DANS LES BOIS (IV)

Publié le par Vincent Leclair

 

IV

 

Le trio flanqué de trois mules se mit en route un lundi. Jacques portait à la ceinture le pistolet qu'on lui avait confié et le coutelas. Félix et Erwin portaient le même pistolet à la ceinture, mais ils s'étaient réservés chacun un bon mousquet anglais. Les bêtes de somme transportaient les vivres, des marchandises pour le troc comme ces arquebuses, ou ces petites marmites noires et cet énorme paquet de couvertures de laine multicolores. Le périple devait les rapatrier cinq mois plus tard à Montréal, sous le soleil d'août ou de septembre, surchargés de peaux de martre, loutre, vison, lynx et hermine.

Pour atteindre le pays d'en haut, le convoi allait progresser au moins une semaine dans les bois avant de récupérer les deux canoës de Félix dans un campement iroquois. Un mois de canot était ensuite nécessaire avant de découvrir les rives du lac Huron et d'entamer les premières négociations. Il gelait encore durement chaque nuit. Les pieds de Jacques emmitouflés dans des bas de laine que recouvraient ses mocassins subissaient un martyr. Ils avaient pris une teinte d'un vert-bleuté, ce qui l'inquiétait fort. Les journées étaient plus clémentes, tant que le vent de nord-ouest ne se levait pas. Mais ces interminables heures minées par des progressions incertaines confortaient Ernest qui ne cessait de jurer et de grommeler que le « gamin » les ralentissait, qu'il n'avait pas sa place dans les bois. Jacques fermait la marche et avançait à grande peine dans le monde blanc et silencieux des érables et des aulnes dénudés. Le cinquième soir au bivouac au bord d'une mince rivière, Jacques questionna ses deux compagnons sur leur attitude à son égard.

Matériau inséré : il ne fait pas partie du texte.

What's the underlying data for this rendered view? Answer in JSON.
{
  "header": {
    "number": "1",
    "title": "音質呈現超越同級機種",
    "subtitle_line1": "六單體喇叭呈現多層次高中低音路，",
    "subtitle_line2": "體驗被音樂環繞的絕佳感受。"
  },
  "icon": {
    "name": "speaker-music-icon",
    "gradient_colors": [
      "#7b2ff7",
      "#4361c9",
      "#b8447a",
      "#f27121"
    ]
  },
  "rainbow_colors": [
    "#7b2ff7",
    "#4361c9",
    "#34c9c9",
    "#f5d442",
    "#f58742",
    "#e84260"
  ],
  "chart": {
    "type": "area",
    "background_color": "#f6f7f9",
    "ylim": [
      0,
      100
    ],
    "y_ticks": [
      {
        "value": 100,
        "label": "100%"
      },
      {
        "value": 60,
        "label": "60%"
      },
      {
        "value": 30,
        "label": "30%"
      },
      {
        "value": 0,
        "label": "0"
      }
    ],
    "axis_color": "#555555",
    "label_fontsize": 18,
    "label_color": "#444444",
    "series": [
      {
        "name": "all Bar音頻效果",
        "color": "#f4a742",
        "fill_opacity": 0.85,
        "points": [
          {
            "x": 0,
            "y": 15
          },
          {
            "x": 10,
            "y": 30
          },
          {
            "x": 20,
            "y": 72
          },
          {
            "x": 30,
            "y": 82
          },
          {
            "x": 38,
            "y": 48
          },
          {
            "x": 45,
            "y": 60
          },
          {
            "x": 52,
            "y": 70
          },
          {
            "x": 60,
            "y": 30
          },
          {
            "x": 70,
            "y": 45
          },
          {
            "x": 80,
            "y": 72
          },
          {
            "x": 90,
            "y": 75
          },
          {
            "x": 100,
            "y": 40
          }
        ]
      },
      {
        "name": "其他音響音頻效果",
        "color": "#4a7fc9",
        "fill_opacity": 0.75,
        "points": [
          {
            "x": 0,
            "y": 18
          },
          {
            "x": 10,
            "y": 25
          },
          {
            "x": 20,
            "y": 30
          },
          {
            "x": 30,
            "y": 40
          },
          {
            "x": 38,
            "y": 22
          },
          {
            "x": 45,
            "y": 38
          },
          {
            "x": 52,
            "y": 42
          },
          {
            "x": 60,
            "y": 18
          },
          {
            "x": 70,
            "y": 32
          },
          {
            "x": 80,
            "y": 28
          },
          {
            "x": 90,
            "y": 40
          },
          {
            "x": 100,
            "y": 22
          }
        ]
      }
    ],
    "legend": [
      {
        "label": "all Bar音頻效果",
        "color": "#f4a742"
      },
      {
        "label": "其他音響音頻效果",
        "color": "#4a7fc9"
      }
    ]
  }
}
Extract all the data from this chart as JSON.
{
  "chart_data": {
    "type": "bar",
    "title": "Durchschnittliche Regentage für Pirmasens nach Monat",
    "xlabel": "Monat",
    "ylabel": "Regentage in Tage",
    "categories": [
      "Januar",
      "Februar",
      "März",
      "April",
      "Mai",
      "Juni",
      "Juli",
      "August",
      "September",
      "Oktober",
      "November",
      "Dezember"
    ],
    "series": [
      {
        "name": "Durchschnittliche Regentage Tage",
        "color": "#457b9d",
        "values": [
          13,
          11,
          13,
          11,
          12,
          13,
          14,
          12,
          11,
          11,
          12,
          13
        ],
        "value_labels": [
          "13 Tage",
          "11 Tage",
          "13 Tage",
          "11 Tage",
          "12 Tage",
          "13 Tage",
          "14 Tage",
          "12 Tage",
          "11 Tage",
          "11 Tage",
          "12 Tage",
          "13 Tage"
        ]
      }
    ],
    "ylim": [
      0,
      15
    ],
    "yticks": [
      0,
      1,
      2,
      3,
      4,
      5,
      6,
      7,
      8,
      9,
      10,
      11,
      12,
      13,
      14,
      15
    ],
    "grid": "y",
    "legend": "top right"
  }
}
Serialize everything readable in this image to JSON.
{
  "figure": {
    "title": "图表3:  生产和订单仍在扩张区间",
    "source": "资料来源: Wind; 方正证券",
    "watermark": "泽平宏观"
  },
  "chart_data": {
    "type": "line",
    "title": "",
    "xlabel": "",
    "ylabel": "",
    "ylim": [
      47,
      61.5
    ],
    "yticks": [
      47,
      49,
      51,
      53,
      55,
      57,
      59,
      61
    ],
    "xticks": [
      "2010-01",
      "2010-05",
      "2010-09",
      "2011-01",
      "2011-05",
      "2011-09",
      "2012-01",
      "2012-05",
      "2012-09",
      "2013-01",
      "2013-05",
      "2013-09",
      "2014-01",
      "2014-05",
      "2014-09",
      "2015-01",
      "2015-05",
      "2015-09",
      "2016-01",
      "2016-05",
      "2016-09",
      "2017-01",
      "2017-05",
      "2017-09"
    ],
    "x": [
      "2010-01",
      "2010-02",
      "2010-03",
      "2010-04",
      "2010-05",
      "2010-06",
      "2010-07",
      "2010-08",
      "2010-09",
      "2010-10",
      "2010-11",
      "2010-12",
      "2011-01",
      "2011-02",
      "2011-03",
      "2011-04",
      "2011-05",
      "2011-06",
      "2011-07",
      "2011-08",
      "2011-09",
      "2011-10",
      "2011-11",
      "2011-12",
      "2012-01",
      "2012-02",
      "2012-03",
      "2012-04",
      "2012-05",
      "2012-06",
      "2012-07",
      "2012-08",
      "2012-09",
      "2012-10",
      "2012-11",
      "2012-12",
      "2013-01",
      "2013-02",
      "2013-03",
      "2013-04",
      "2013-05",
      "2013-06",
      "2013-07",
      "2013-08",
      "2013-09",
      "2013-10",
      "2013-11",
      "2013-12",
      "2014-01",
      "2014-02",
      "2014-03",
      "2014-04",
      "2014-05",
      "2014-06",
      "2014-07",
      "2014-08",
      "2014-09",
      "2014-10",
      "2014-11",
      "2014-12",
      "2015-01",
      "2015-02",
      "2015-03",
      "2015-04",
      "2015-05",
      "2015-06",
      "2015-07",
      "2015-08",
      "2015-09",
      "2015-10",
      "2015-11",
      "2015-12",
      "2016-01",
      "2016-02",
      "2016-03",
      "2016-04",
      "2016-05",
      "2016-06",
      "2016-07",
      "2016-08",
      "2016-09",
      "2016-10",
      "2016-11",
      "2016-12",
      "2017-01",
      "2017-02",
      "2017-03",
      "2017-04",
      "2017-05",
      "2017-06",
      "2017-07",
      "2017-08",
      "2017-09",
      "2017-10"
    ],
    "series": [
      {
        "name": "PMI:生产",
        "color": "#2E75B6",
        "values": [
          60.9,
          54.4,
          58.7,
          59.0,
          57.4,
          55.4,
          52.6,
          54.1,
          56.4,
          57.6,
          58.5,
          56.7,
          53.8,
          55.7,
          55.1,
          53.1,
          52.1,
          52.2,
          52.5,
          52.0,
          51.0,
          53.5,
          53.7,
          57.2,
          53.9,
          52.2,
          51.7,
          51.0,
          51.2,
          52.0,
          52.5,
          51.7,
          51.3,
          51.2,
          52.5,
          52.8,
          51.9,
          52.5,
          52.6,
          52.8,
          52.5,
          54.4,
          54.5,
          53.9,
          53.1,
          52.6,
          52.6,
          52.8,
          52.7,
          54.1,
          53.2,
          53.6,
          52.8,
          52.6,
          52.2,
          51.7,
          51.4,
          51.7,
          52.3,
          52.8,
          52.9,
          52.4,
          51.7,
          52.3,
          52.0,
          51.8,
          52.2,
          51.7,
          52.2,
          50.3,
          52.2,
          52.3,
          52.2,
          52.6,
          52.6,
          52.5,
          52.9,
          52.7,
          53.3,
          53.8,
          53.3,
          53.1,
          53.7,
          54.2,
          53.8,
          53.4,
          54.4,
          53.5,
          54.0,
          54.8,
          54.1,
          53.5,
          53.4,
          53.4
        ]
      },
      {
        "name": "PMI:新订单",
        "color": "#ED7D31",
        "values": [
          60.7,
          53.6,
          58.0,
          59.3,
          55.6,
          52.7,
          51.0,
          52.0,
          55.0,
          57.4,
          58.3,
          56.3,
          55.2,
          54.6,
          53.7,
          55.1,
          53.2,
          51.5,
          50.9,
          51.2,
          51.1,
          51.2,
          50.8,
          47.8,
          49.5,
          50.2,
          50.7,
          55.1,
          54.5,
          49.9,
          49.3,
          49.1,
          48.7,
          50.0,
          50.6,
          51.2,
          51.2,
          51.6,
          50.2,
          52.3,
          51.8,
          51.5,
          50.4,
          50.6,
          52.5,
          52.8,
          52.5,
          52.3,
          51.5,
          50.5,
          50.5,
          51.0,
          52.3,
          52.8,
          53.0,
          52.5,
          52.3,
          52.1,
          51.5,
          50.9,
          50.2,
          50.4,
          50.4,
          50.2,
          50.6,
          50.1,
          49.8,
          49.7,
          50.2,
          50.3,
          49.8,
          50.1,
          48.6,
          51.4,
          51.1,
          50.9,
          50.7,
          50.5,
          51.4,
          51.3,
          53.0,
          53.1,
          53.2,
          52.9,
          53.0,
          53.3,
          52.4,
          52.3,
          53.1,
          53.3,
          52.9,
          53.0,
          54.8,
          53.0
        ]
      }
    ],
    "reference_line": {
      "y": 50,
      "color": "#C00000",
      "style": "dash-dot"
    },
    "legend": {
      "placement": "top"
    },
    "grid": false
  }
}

  • Vous allez m'en vouloir longtemps encore ?

    Pas un ne répondit. Jacques enchaîna.

  • Vous ne croyez pas qu'on a assez à faire avec cette marche qui ne finit pas et ce froid ?

  • T'es pas rendu au bout mon p'tit, songea Ernest en adressant un sourire narquois à son copain. On va pas te mentir, osa Ernest. Faut pas que tu te plaignes sans cesse, faut pas que tu nous ralentisses à chaque instant non plus. Demain, nous commencerons à longer cette rivière. Elle nous mènera jusqu'aux canoës d'ici deux jours. Sur ce, bonne nuit conclut le chef de l'expédition en rabattant son bonnet de laine sur son visage barbu.

    Comme chaque nuit, il y avait toujours un tour de garde. Le premier revint à Jacques.